Franz Xaver Messeerschmidt (1736-1783) è soprattutto famoso per una serie di busti in pietra, piombo o legno in cui ritrae se stesso mentre fa delle smorfie terribili [Figura 1 e 2].

Prima di essere sopraffatto dalla schizofrenia, di cui la sua opera costituisce una manifestazione (in proposito, a fondo pagina, il parere del dott. Ambrogio Pennati), egli è stato addirittura nominato scultore di corte a Vienna nel 1760.

Riesce difficile pensare che queste opere, di straordinaria modernità, siano state eseguite oltre 250 anni fa. Non a caso, Messeerschmidt è stato riscoperto abbastanza di recente sull'onda della corrente iperrealista nell'arte contemporanea, fino a diventare una vera artistar con quotazioni rilevantissime.

Tra l'altro, fino al 25 aprile è in corso al Louvre una mostra monografica.

 

 

La stessa vena iperrealistica, anche se in un contesto meno ossessivo e inquietante, la troviamo in questa bella fusione in bronzo raffigurante la testa di un bambino in lacrime [Figura 3 e 4].

Non è firmata, ma possiamo assegnarla all'ambito dello scultore e pittore Saverio Gatto (Reggio C. 1877-Napoli 1962), perché praticamente identica a un esemplare comparso di recente sul mercato antiquario, firmato S. Gatto e caratterizzato da una patina verdastra che spesso distingue le opere di questo scultore.

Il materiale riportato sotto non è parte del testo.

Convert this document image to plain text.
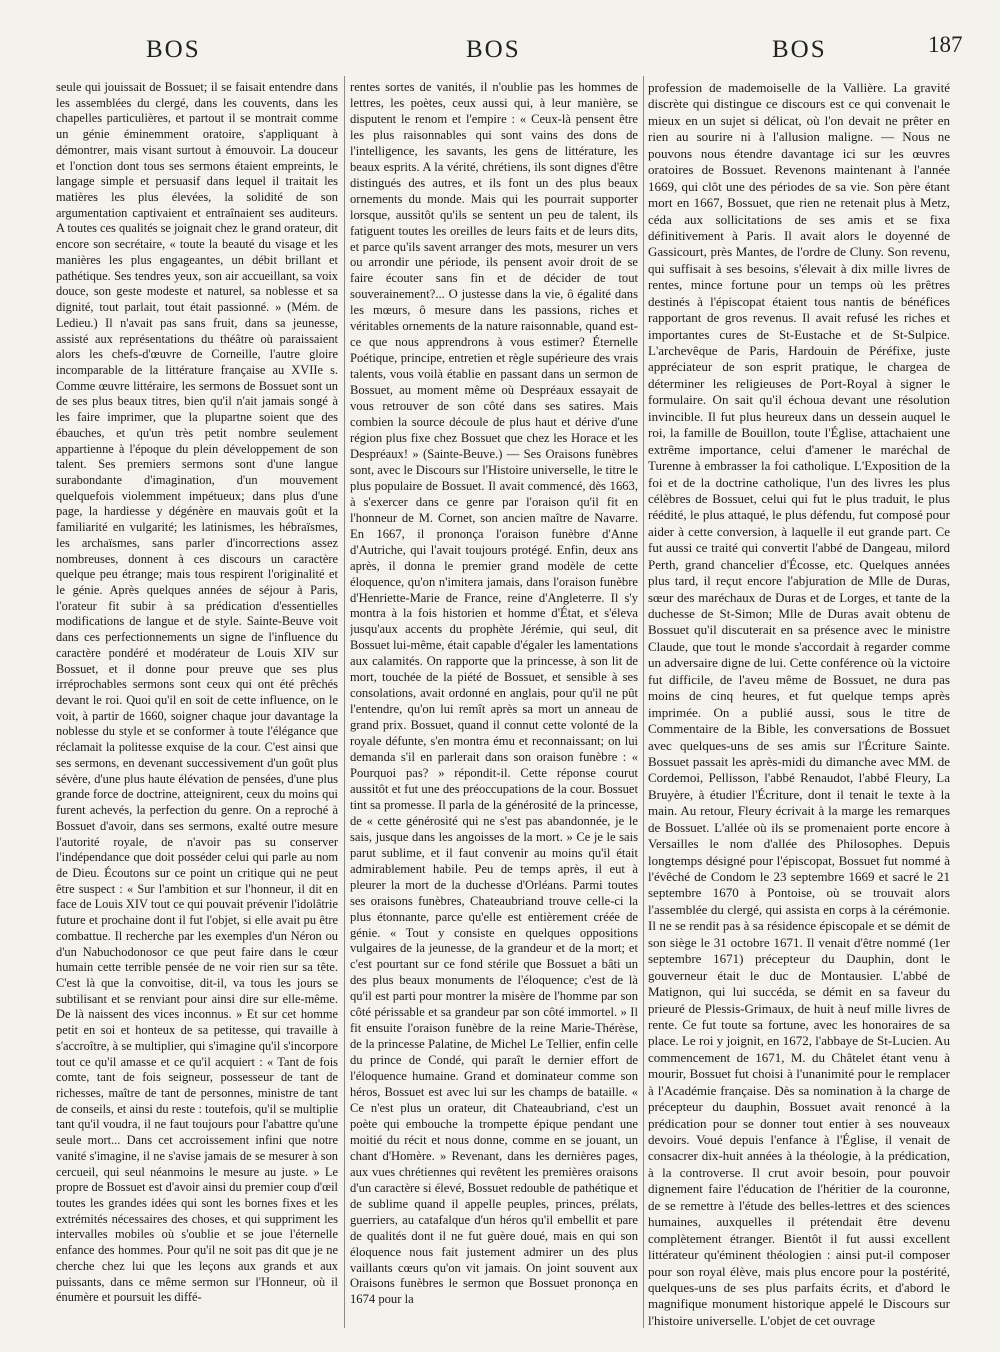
BOS	BOS	BOS	187

seule qui jouissait de Bossuet; il se faisait entendre dans les assemblées du clergé, dans les couvents, dans les chapelles particulières, et partout il se montrait comme un génie éminemment oratoire, s'appliquant à démontrer, mais visant surtout à émouvoir. La douceur et l'onction dont tous ses sermons étaient empreints, le langage simple et persuasif dans lequel il traitait les matières les plus élevées, la solidité de son argumentation captivaient et entraînaient ses auditeurs. A toutes ces qualités se joignait chez le grand orateur, dit encore son secrétaire, « toute la beauté du visage et les manières les plus engageantes, un débit brillant et pathétique. Ses tendres yeux, son air accueillant, sa voix douce, son geste modeste et naturel, sa noblesse et sa dignité, tout parlait, tout était passionné. » (Mém. de Ledieu.) Il n'avait pas sans fruit, dans sa jeunesse, assisté aux représentations du théâtre où paraissaient alors les chefs-d'œuvre de Corneille, l'autre gloire incomparable de la littérature française au XVIIe s. Comme œuvre littéraire, les sermons de Bossuet sont un de ses plus beaux titres, bien qu'il n'ait jamais songé à les faire imprimer, que la plupartne soient que des ébauches, et qu'un très petit nombre seulement appartienne à l'époque du plein développement de son talent. Ses premiers sermons sont d'une langue surabondante d'imagination, d'un mouvement quelquefois violemment impétueux; dans plus d'une page, la hardiesse y dégénère en mauvais goût et la familiarité en vulgarité; les latinismes, les hébraïsmes, les archaïsmes, sans parler d'incorrections assez nombreuses, donnent à ces discours un caractère quelque peu étrange; mais tous respirent l'originalité et le génie. Après quelques années de séjour à Paris, l'orateur fit subir à sa prédication d'essentielles modifications de langue et de style. Sainte-Beuve voit dans ces perfectionnements un signe de l'influence du caractère pondéré et modérateur de Louis XIV sur Bossuet, et il donne pour preuve que ses plus irréprochables sermons sont ceux qui ont été prêchés devant le roi. Quoi qu'il en soit de cette influence, on le voit, à partir de 1660, soigner chaque jour davantage la noblesse du style et se conformer à toute l'élégance que réclamait la politesse exquise de la cour. C'est ainsi que ses sermons, en devenant successivement d'un goût plus sévère, d'une plus haute élévation de pensées, d'une plus grande force de doctrine, atteignirent, ceux du moins qui furent achevés, la perfection du genre. On a reproché à Bossuet d'avoir, dans ses sermons, exalté outre mesure l'autorité royale, de n'avoir pas su conserver l'indépendance que doit posséder celui qui parle au nom de Dieu. Écoutons sur ce point un critique qui ne peut être suspect : « Sur l'ambition et sur l'honneur, il dit en face de Louis XIV tout ce qui pouvait prévenir l'idolâtrie future et prochaine dont il fut l'objet, si elle avait pu être combattue. Il recherche par les exemples d'un Néron ou d'un Nabuchodonosor ce que peut faire dans le cœur humain cette terrible pensée de ne voir rien sur sa tête. C'est là que la convoitise, dit-il, va tous les jours se subtilisant et se renviant pour ainsi dire sur elle-même. De là naissent des vices inconnus. » Et sur cet homme petit en soi et honteux de sa petitesse, qui travaille à s'accroître, à se multiplier, qui s'imagine qu'il s'incorpore tout ce qu'il amasse et ce qu'il acquiert : « Tant de fois comte, tant de fois seigneur, possesseur de tant de richesses, maître de tant de personnes, ministre de tant de conseils, et ainsi du reste : toutefois, qu'il se multiplie tant qu'il voudra, il ne faut toujours pour l'abattre qu'une seule mort... Dans cet accroissement infini que notre vanité s'imagine, il ne s'avise jamais de se mesurer à son cercueil, qui seul néanmoins le mesure au juste. » Le propre de Bossuet est d'avoir ainsi du premier coup d'œil toutes les grandes idées qui sont les bornes fixes et les extrémités nécessaires des choses, et qui suppriment les intervalles mobiles où s'oublie et se joue l'éternelle enfance des hommes. Pour qu'il ne soit pas dit que je ne cherche chez lui que les leçons aux grands et aux puissants, dans ce même sermon sur l'Honneur, où il énumère et poursuit les diffé-

rentes sortes de vanités, il n'oublie pas les hommes de lettres, les poètes, ceux aussi qui, à leur manière, se disputent le renom et l'empire : « Ceux-là pensent être les plus raisonnables qui sont vains des dons de l'intelligence, les savants, les gens de littérature, les beaux esprits. A la vérité, chrétiens, ils sont dignes d'être distingués des autres, et ils font un des plus beaux ornements du monde. Mais qui les pourrait supporter lorsque, aussitôt qu'ils se sentent un peu de talent, ils fatiguent toutes les oreilles de leurs faits et de leurs dits, et parce qu'ils savent arranger des mots, mesurer un vers ou arrondir une période, ils pensent avoir droit de se faire écouter sans fin et de décider de tout souverainement?... O justesse dans la vie, ô égalité dans les mœurs, ô mesure dans les passions, riches et véritables ornements de la nature raisonnable, quand est-ce que nous apprendrons à vous estimer? Éternelle Poétique, principe, entretien et règle supérieure des vrais talents, vous voilà établie en passant dans un sermon de Bossuet, au moment même où Despréaux essayait de vous retrouver de son côté dans ses satires. Mais combien la source découle de plus haut et dérive d'une région plus fixe chez Bossuet que chez les Horace et les Despréaux! » (Sainte-Beuve.) — Ses Oraisons funèbres sont, avec le Discours sur l'Histoire universelle, le titre le plus populaire de Bossuet. Il avait commencé, dès 1663, à s'exercer dans ce genre par l'oraison qu'il fit en l'honneur de M. Cornet, son ancien maître de Navarre. En 1667, il prononça l'oraison funèbre d'Anne d'Autriche, qui l'avait toujours protégé. Enfin, deux ans après, il donna le premier grand modèle de cette éloquence, qu'on n'imitera jamais, dans l'oraison funèbre d'Henriette-Marie de France, reine d'Angleterre. Il s'y montra à la fois historien et homme d'État, et s'éleva jusqu'aux accents du prophète Jérémie, qui seul, dit Bossuet lui-même, était capable d'égaler les lamentations aux calamités. On rapporte que la princesse, à son lit de mort, touchée de la piété de Bossuet, et sensible à ses consolations, avait ordonné en anglais, pour qu'il ne pût l'entendre, qu'on lui remît après sa mort un anneau de grand prix. Bossuet, quand il connut cette volonté de la royale défunte, s'en montra ému et reconnaissant; on lui demanda s'il en parlerait dans son oraison funèbre : « Pourquoi pas? » répondit-il. Cette réponse courut aussitôt et fut une des préoccupations de la cour. Bossuet tint sa promesse. Il parla de la générosité de la princesse, de « cette générosité qui ne s'est pas abandonnée, je le sais, jusque dans les angoisses de la mort. » Ce je le sais parut sublime, et il faut convenir au moins qu'il était admirablement habile. Peu de temps après, il eut à pleurer la mort de la duchesse d'Orléans. Parmi toutes ses oraisons funèbres, Chateaubriand trouve celle-ci la plus étonnante, parce qu'elle est entièrement créée de génie. « Tout y consiste en quelques oppositions vulgaires de la jeunesse, de la grandeur et de la mort; et c'est pourtant sur ce fond stérile que Bossuet a bâti un des plus beaux monuments de l'éloquence; c'est de là qu'il est parti pour montrer la misère de l'homme par son côté périssable et sa grandeur par son côté immortel. » Il fit ensuite l'oraison funèbre de la reine Marie-Thérèse, de la princesse Palatine, de Michel Le Tellier, enfin celle du prince de Condé, qui paraît le dernier effort de l'éloquence humaine. Grand et dominateur comme son héros, Bossuet est avec lui sur les champs de bataille. « Ce n'est plus un orateur, dit Chateaubriand, c'est un poète qui embouche la trompette épique pendant une moitié du récit et nous donne, comme en se jouant, un chant d'Homère. » Revenant, dans les dernières pages, aux vues chrétiennes qui revêtent les premières oraisons d'un caractère si élevé, Bossuet redouble de pathétique et de sublime quand il appelle peuples, princes, prélats, guerriers, au catafalque d'un héros qu'il embellit et pare de qualités dont il ne fut guère doué, mais en qui son éloquence nous fait justement admirer un des plus vaillants cœurs qu'on vit jamais. On joint souvent aux Oraisons funèbres le sermon que Bossuet prononça en 1674 pour la

profession de mademoiselle de la Vallière. La gravité discrète qui distingue ce discours est ce qui convenait le mieux en un sujet si délicat, où l'on devait ne prêter en rien au sourire ni à l'allusion maligne. — Nous ne pouvons nous étendre davantage ici sur les œuvres oratoires de Bossuet. Revenons maintenant à l'année 1669, qui clôt une des périodes de sa vie. Son père étant mort en 1667, Bossuet, que rien ne retenait plus à Metz, céda aux sollicitations de ses amis et se fixa définitivement à Paris. Il avait alors le doyenné de Gassicourt, près Mantes, de l'ordre de Cluny. Son revenu, qui suffisait à ses besoins, s'élevait à dix mille livres de rentes, mince fortune pour un temps où les prêtres destinés à l'épiscopat étaient tous nantis de bénéfices rapportant de gros revenus. Il avait refusé les riches et importantes cures de St-Eustache et de St-Sulpice. L'archevêque de Paris, Hardouin de Péréfixe, juste appréciateur de son esprit pratique, le chargea de déterminer les religieuses de Port-Royal à signer le formulaire. On sait qu'il échoua devant une résolution invincible. Il fut plus heureux dans un dessein auquel le roi, la famille de Bouillon, toute l'Église, attachaient une extrême importance, celui d'amener le maréchal de Turenne à embrasser la foi catholique. L'Exposition de la foi et de la doctrine catholique, l'un des livres les plus célèbres de Bossuet, celui qui fut le plus traduit, le plus réédité, le plus attaqué, le plus défendu, fut composé pour aider à cette conversion, à laquelle il eut grande part. Ce fut aussi ce traité qui convertit l'abbé de Dangeau, milord Perth, grand chancelier d'Écosse, etc. Quelques années plus tard, il reçut encore l'abjuration de Mlle de Duras, sœur des maréchaux de Duras et de Lorges, et tante de la duchesse de St-Simon; Mlle de Duras avait obtenu de Bossuet qu'il discuterait en sa présence avec le ministre Claude, que tout le monde s'accordait à regarder comme un adversaire digne de lui. Cette conférence où la victoire fut difficile, de l'aveu même de Bossuet, ne dura pas moins de cinq heures, et fut quelque temps après imprimée. On a publié aussi, sous le titre de Commentaire de la Bible, les conversations de Bossuet avec quelques-uns de ses amis sur l'Écriture Sainte. Bossuet passait les après-midi du dimanche avec MM. de Cordemoi, Pellisson, l'abbé Renaudot, l'abbé Fleury, La Bruyère, à étudier l'Écriture, dont il tenait le texte à la main. Au retour, Fleury écrivait à la marge les remarques de Bossuet. L'allée où ils se promenaient porte encore à Versailles le nom d'allée des Philosophes. Depuis longtemps désigné pour l'épiscopat, Bossuet fut nommé à l'évêché de Condom le 23 septembre 1669 et sacré le 21 septembre 1670 à Pontoise, où se trouvait alors l'assemblée du clergé, qui assista en corps à la cérémonie. Il ne se rendit pas à sa résidence épiscopale et se démit de son siège le 31 octobre 1671. Il venait d'être nommé (1er septembre 1671) précepteur du Dauphin, dont le gouverneur était le duc de Montausier. L'abbé de Matignon, qui lui succéda, se démit en sa faveur du prieuré de Plessis-Grimaux, de huit à neuf mille livres de rente. Ce fut toute sa fortune, avec les honoraires de sa place. Le roi y joignit, en 1672, l'abbaye de St-Lucien. Au commencement de 1671, M. du Châtelet étant venu à mourir, Bossuet fut choisi à l'unanimité pour le remplacer à l'Académie française. Dès sa nomination à la charge de précepteur du dauphin, Bossuet avait renoncé à la prédication pour se donner tout entier à ses nouveaux devoirs. Voué depuis l'enfance à l'Église, il venait de consacrer dix-huit années à la théologie, à la prédication, à la controverse. Il crut avoir besoin, pour pouvoir dignement faire l'éducation de l'héritier de la couronne, de se remettre à l'étude des belles-lettres et des sciences humaines, auxquelles il prétendait être devenu complètement étranger. Bientôt il fut aussi excellent littérateur qu'éminent théologien : ainsi put-il composer pour son royal élève, mais plus encore pour la postérité, quelques-uns de ses plus parfaits écrits, et d'abord le magnifique monument historique appelé le Discours sur l'histoire universelle. L'objet de cet ouvrage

Ma lo scopo non è quello di nobilitare quest'opera con un'attribuzione, quanto di far rimarcare le sue notevoli qualità espressive che poco hanno da invidiare ai lavori più osannati di Messeerschmidt. Non vi è nulla di oleografico, tanto meno di caricaturale.

E' questa una dimostrazione delle grandi capacità di un artista, quale egli sia, ma anche e soprattutto delle potenzialità di un genere, quello del bronzetto tra Otto e Novecento che il mercato, inspiegabilmente, continua a snobbare.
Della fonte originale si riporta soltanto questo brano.